Давайте не будем приватизировать Пушкина, Достоевского и многих других. Мы, русские, по счастливому стечению обстоятельств оказались соотечественниками этих людей. Наша земля их вырастила, и наша земля подарила их всему миру, подарила всему человечеству. Так же как подарила всему человечеству Данте или Петрарку, Джотто или Фра Беато Анжелико Италия. Так же как Англия подарила всему миру Шекспира. И мне кажется, что сегодня мы больше должны думать о том, чтобы подарить хоть что-то другим, чем пытаться определить свою собственную идентичность, сохранить ее и не дать от нее другим ничего. А в Вашем вопросе вот эта мысль как-то прослеживается: он наш, он православный, не отдадим его другим. Нет, это всё-таки ложная логика.
У Данте удивительное вúдение Земли, которую он воспринимает как-то всю в целом, как что-то абсолютно внутренне единое и на самом деле очень небольшое. Сегодня, в XX веке, стало ясно, что Земля действительно очень маленькая, и мы с вами должны помнить, что если мы в середине века были одни русскими, другие французами, третьи итальянцами, четвертые немцами, пятые голландцами и т. д., то сегодня мы прежде всего земляне, мы прежде всего – все вместе, все без исключения – внуки Адама и Евы, выходцы из одной семьи и жители одной маленькой планеты.
Вы понимаете, ведь железный занавес невозможен не только сегодня, он не был возможен даже и в сталинские времена, потому что, между прочим, Данте Лозинский переводил в сталинские времена. Он не был возможен и в XVIII, и в XVII, и в XVI веке.

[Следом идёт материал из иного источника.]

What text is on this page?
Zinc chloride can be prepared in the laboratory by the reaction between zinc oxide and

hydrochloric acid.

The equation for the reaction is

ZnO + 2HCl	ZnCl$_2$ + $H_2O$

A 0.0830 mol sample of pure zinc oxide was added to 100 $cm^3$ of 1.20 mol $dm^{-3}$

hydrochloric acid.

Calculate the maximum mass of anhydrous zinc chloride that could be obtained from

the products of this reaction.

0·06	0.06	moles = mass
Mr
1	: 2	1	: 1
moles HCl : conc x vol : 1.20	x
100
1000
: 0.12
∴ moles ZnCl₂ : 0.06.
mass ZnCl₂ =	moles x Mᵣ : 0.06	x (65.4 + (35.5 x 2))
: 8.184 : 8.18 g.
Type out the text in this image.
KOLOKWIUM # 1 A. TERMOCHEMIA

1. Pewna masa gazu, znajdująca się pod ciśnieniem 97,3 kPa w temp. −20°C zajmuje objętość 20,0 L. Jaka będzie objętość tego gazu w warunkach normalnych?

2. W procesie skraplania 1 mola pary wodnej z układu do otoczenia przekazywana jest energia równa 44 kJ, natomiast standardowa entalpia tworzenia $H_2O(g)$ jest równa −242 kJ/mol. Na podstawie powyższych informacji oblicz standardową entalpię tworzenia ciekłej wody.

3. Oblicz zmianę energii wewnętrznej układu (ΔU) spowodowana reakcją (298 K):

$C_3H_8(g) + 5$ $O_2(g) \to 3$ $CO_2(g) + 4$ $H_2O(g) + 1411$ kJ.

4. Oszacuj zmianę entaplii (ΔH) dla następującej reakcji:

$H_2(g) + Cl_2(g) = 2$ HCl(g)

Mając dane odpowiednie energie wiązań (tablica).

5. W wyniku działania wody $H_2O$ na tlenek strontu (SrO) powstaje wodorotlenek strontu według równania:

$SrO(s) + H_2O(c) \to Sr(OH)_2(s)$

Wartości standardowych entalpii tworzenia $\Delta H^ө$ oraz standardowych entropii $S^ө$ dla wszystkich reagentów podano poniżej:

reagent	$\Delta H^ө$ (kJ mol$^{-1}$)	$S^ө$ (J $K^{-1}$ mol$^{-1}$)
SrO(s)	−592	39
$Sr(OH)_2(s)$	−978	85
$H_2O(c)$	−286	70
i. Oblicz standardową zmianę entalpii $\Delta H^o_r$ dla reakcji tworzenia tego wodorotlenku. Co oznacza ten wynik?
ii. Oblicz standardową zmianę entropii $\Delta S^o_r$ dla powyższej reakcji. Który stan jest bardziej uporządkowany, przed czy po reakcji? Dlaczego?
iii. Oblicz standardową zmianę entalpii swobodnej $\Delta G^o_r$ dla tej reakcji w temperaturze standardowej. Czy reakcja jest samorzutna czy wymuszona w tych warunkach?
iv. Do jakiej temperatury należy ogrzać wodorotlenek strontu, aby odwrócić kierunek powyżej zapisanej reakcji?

В конце концов, о католической Флоренции рассказывал православным людям на Руси Максим Грек в Средние века, и если мы будем внимательно читать русскую литературу всех времен, то мы увидим, что никогда изоляционистская идея не была единственной, не была доминирующей. Да, всегда были среди нас изоляционисты, но всегда были среди нас и люди, абсолютно открытые миру, мировой культуре и мировому духовному опыту. Если человек не открыт, то он и Богу не открыт тоже. Это надо иметь в виду, это очень важно понять и почувствовать. Повторяю, что если человек не открыт
Да, спасибо Вам, но я всё-таки думаю, что православный священник может и должен говорить не только о том, как надо зажигать свечи и как надо говорить ектении. Я думаю, что православный священник может и должен размышлять и о мировой культуре, и о мировом духовном опыте, и о поэзии, и о музыке, и об искусстве. Понимаете, очень важно, чтобы мы имели возможность с Вами на достаточно серьезном уровне говорить абсолютно обо всём. Очень опасно загнать себя в гетто. А у Вас есть такая направленность в мысли, что лучше загнать себя в гетто: ничего не слышать, ничего не видеть, а только пытаться размышлять о том, что дозволено. Хотя совершенно неясно, кем и когда и при каких обстоятельствах дозволено. Потому что, как Вы знаете, отец Сергий Булгаков и отец Павел Флоренский, отец Василий Зеньковский и отец Александр Шмеман и многие, многие другие тоже были православными священниками. Но в своих книгах, в своих статьях они размышляли на самые разные темы, подчас абсолютно неожиданные. И никто им этого не запрещал, ни один из их правящих архиереев, ни один из их читателей. Ни митрополит Леонтий (Турке-вич), который был правящим архиереем у отца Александра Шмемана, ни владыка Евлогий (Георгиевский), который был архиереем у отцов Сергия Булгакова и Василия Зеньковского, никто другой! Поэтому давайте и мы не будем друг другу запрещать говорить на самые разные темы. И прежде всего говорить, конечно, о тех, которых можно назвать вечными спутниками и вечными учителями человечества, потому что именно таким был Данте Алигьери.
Я думаю, что просто-напросто надо больше говорить, говорить друг с другом, говорить по радио, говорить без радио. Насколько я знаю, за последние две недели в Москве очень многие взялись за Данте после той первой передачи, в которой я заговорил о «Божественной комедии», поэтому будем стараться просто-напросто больше говорить на эти темы, больше размышлять на эти темы.